A completamento della manovra fiscale, negli aggiustamenti apportati in Parlamento, è stata

introdotta una significativa riforma delle attività di riscossione coattiva, con il superamento del

sistema di remunerazione di Equitalia tramite l´aggio e il passaggio a un sistema basato sul

ribaltamento dei costi, esattamente come avviene per la fornitura di qualsiasi servizio pubblico

soggetto a tariffa piena. Vengono anche migliorate, a vantaggio dei contribuenti, le condizioni di

dilazione dei pagamenti. Insomma: prove generali di quel fisco "più amico" che Monti ha messo

fra le priorità dell´azione di governo.

Perché dobbiamo salvare le banche?

Si fa molta demagogia sulle misure (europee e italiane) per il contenimento della potenziale crisi

bancaria.

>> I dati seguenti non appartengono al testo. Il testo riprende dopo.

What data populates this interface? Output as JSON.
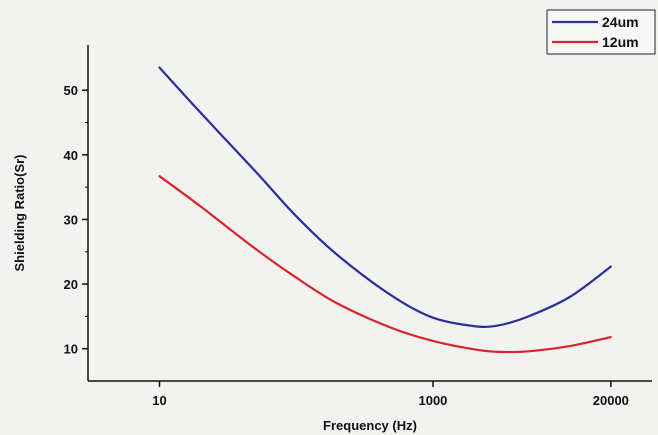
{
  "chart_data": {
    "type": "line",
    "title": "",
    "xlabel": "Frequency (Hz)",
    "ylabel": "Shielding Ratio(Sr)",
    "x_scale": "log",
    "xlim": [
      3,
      40000
    ],
    "ylim": [
      5,
      57
    ],
    "x_ticks": [
      10,
      1000,
      20000
    ],
    "x_tick_labels": [
      "10",
      "1000",
      "20000"
    ],
    "y_ticks": [
      10,
      20,
      30,
      40,
      50
    ],
    "y_tick_labels": [
      "10",
      "20",
      "30",
      "40",
      "50"
    ],
    "grid": false,
    "legend_position": "top-right",
    "series": [
      {
        "name": "24um",
        "color": "#2a2f9a",
        "x": [
          10,
          20,
          50,
          100,
          200,
          500,
          1000,
          2000,
          3000,
          5000,
          10000,
          20000
        ],
        "y": [
          53.5,
          46.5,
          37.5,
          30.5,
          24.5,
          18.2,
          14.8,
          13.5,
          13.6,
          15.0,
          18.0,
          22.7
        ]
      },
      {
        "name": "12um",
        "color": "#d8252a",
        "x": [
          10,
          20,
          50,
          100,
          200,
          500,
          1000,
          2000,
          3000,
          5000,
          10000,
          20000
        ],
        "y": [
          36.7,
          32.0,
          25.5,
          21.0,
          17.0,
          13.2,
          11.2,
          9.9,
          9.5,
          9.6,
          10.4,
          11.8
        ]
      }
    ]
  }
}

La manovra Monti contiene la garanzia statale sulle obbligazioni bancarie, nonché la

nuova Ace, che indirettamente beneficerà gli aumenti di capitale a cui le banche italiane saranno

chiamate a breve anche sulla base di (in parte discutibili) regolamentazioni europee. Su questo

punto è necessario che una forza riformista e responsabile come il PD non dia spazio ad alcuna

slabbratura populistica.

Non solo una crisi bancaria può avere effetti sociali devastanti (si pensi ai cittadini che hanno i loro

soldi nei conti correnti oppure nei titoli emessi dalle banche), ma questi effetti sarebbero ancora più

gravi in un paese come l´Italia, dove il principale canale di finanziamento delle imprese è quello

bancario. Si tratta di una peculiarità italiana, dovuta alla piccola dimensione media d´impresa, oltre

che alla scarsa innovazione finanziaria che contraddistingue il nostro paese. E tuttavia si tratta di un

dato da cui non si può prescindere. In Italia le banche sono il principale finanziatore dell´attività

d´impresa, e tramite questo canale hanno attratto a sostegno del sistema produttivo nazionale

ingenti capitali, approvvigionandosi sui mercati interbancari europeo e internazionale.

Quando ci si lamenta della scarsa capacità di attrazione di capitali esteri in Italia si pensa ai canali

di investimento diretto. Tramite il canale bancario, però, e quindi tramite un canale indiretto, sono

stati centinaia e centinaia i miliardi di euro di capitali arrivati in Italia: il prosciugamento di quel

canale metterebbe in poco tempo in ginocchio l´intero paese. E lo stesso avverrebbe se il nuovo

"rischio paese" percepito sul debito sovrano si dovesse trasmettere per un periodo abbastanza lungo

(ma basta qualche mese!) sui tassi d´interesse di mercato pagati dalle imprese. Piuttosto, è

necessario che il governo, tramite gli strumenti già esistenti, messi in campo con i provvedimento

anti-crisi del 2008, ed eventualmente innovandoli e migliorandoli, e la Banca d´Italia, tramite i

poteri di vigilanza, esercitino un costante monitoraggio affinché le misure di sostegno al sistema

bancario si trasmettano a vantaggio (ovvero a minor svantaggio) delle imprese.